Tuesday, September 4, 2018

OSR Commentary - Beyond Eleven The Dungeons & Dragons Rules Cyclopedia By Frank Mentzer Edited & Collected By Aaron Allston

Sure it came out in Nineteen Ninety One but the D&D Rules Cyclopedia is the version of the grand game that I'd have with me if I was stuck on a desert island with a group of players. It has everything that was in
the Frank Mentzer D&D Basic Rules Set (1983), & opens it up by a factor of ten.

The D&D Rule Cyclopedia is a one book tool kit for handling all of the classic modules & adventures plus being able to run a whole gauntlet's worth of old school play.
With Dungeons & Dragons adventures like  'WG4: The Forgotten Temple of Tharizdun' with its combat scores of norkers, ogres, hill giants, ettins, & mountain giants the Rule Cyclopedia could handle it with little problem. This is not a beginner book at all but a book that collects almost all of the information that came out in the various sets of  Frank Mentzer's box sets. I love the Cyclopedia due to the fact that it is an 'all in one' book. Can it do everything from urban adventuring to full on dungeon crawling.
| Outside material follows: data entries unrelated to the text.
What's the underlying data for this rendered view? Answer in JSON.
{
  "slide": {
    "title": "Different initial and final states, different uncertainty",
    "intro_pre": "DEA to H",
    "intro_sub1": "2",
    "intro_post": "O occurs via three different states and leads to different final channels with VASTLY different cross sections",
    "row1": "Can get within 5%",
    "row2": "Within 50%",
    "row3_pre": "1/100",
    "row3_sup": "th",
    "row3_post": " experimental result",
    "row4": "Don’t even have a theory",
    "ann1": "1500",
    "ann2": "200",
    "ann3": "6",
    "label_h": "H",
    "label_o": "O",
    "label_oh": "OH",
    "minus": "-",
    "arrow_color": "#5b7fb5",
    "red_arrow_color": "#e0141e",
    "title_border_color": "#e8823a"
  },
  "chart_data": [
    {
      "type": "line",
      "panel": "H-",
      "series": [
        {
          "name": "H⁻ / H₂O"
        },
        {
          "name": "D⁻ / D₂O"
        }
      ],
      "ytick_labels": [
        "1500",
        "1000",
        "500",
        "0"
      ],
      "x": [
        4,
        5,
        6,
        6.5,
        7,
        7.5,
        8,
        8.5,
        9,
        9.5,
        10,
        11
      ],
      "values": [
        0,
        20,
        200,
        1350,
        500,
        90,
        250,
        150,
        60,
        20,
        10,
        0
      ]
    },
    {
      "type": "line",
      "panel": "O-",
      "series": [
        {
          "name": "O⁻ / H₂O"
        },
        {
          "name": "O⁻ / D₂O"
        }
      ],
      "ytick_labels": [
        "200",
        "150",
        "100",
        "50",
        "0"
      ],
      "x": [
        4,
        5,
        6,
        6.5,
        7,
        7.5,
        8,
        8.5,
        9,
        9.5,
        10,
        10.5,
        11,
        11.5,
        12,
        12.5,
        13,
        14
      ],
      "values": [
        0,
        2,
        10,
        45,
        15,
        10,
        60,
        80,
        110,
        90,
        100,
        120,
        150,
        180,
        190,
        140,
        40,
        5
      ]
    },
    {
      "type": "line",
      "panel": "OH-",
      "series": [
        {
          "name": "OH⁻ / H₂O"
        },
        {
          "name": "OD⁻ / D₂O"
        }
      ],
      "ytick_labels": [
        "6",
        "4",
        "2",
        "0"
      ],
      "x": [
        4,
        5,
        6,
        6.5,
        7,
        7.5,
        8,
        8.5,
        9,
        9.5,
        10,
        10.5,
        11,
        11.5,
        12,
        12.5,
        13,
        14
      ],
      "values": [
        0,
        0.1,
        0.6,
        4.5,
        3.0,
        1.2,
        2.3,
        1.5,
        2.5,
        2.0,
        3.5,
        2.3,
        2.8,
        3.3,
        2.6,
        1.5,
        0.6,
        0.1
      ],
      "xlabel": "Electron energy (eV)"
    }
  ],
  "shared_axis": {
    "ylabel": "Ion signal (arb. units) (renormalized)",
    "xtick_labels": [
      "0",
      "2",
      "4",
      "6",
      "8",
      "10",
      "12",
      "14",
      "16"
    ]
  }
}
Here are some of my favorite highlights of  the Rule Cyclopedia:

  • The Stronghold creation rules are very nicely done. 
  • The Mystic class which to me is a great  version of the Dungeons & Dragons Monk class
  • The whole paradigm of Immortals instead of Gods helps to flavor the flavor of Mystara's mythology into the Known World setting. 
  • All of the Basic D&D rules are here with most of the character classes so its a one stop for Basic gaming
  • The whole book is one old school Dungeons & Dragons Swiss army knife of an adventure construction tool kit. 
  •  Treasure, Spells, Monsters, Maps of Mystara (a campaign setting), Alternate Rules, etc. are all within easy reach of the players & dungeon master. 
Beyond merely kicking the wheels off of the PC's the Dungeons & Dragons Rules Cyclopedia takes the PC's into higher society with each level. They go from being the lowly peasants to the full elite of society. This book takes this very fact into account as hirelings & minions can not only be hired by the PC's but fully fleshed out. The adventurer's system rules are really fleshed out.
This means that the Dungeons & Dragons Rules Cyclopedia can easily handle everything from quasi historical fantasy to straight up science fantasy with a horror twist with the rules presented. There is a very good break down of the differences between classic  Mentzer BECM D&D and Allston Rules Cyclopedia D&D.

The simple style & no nonsense school of design here lends itself to the type of hard knocks that old school players are used to from the Expert Dungeons & Dragons blue book. But the Dungeons & Dragons Rules Cyclopedia takes things in a different direction with the player's PC's dealing in the realities of dungeon delving & adventuring.

There seems to be a take no prisoners attitude when it comes to the design & writing of
the Dungeons & Dragons Rules Cyclopedia. The reader it seems to be assumed knows what he or she is doing. The rules here do not suffer fools gladly. The lethality of the Dungeons & Dragons Rules Cyclopedia rules are something I've always admired in this book. I really admire how the whole package overall fits in the narrative of the Dungeons & Dragons set up in the line. The fact is that the Rules Cyclopedia is meant for experienced D&D players, Mentzer D&D is the easier pick up and go play game.